Although these results are interesting, there are limitations to this study. The number of people studied was quite small. Because they all volunteered for the study, they may not be representative of the general population. And because homocysteine levels, MRI scans, and cognitive function tests were all performed at the same point in time, there is no way to know which came first—the elevated homocysteine levels or the brain atrophy. Finally, this study was not designed to compare homocysteine and brain atrophy between groups of people with and without the two conditions. Such a comparison design is necessary to draw conclusions about cause and effect.
How does this affect you?
This study lends some more evidence to the idea that elevated homocysteine levels may be involved in the development of dementias, such as Alzheimer’s disease. However, another study published in the same issue of Neurology supports the theory that elevated homocysteine affects the risk of Alzheimer’s disease only as a result of its role in the development of cerebrovascular disease.

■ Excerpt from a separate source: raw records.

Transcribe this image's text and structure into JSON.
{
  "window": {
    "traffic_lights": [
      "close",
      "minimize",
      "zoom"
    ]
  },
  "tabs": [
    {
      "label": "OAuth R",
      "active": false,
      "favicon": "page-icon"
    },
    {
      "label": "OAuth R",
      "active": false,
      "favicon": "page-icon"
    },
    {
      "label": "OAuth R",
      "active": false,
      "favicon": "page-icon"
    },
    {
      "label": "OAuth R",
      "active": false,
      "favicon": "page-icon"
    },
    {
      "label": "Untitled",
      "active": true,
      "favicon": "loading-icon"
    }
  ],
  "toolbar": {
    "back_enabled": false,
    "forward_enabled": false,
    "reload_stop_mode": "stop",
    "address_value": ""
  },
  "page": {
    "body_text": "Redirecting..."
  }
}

Either way, keeping your homocysteine levels in the normal range is a good idea to try to ward off cerebrovascular disease or Alzheimer’s disease. How can you manage your homocysteine levels? By eating a diet that contains adequate amounts of folic acid—up to 1 mg per day.
What foods contain folic acid? Plenty! Because research has shown that folic acid intake in the early days of pregnancy helps prevent birth defects, the federal government has mandated that a number of grain products be fortified with folic acid, including:
- Breakfast cereals
- Most enriched breads
Foods that naturally contain folic acid include:
- Leafy dark green vegetables
- Legumes (dried beans and peas)
- Citrus fruits and juices
- Most berries
Sachdev PS, et al. Relationship between plasma homocysteine levels and brain atrophy in healthy elderly individuals. Neurology . May 28, 2002;58:1539-1541.
Toole JF and Jack CR. Food (and vitamins) for thought. Neurology . May 28, 2002;58:1449-1450.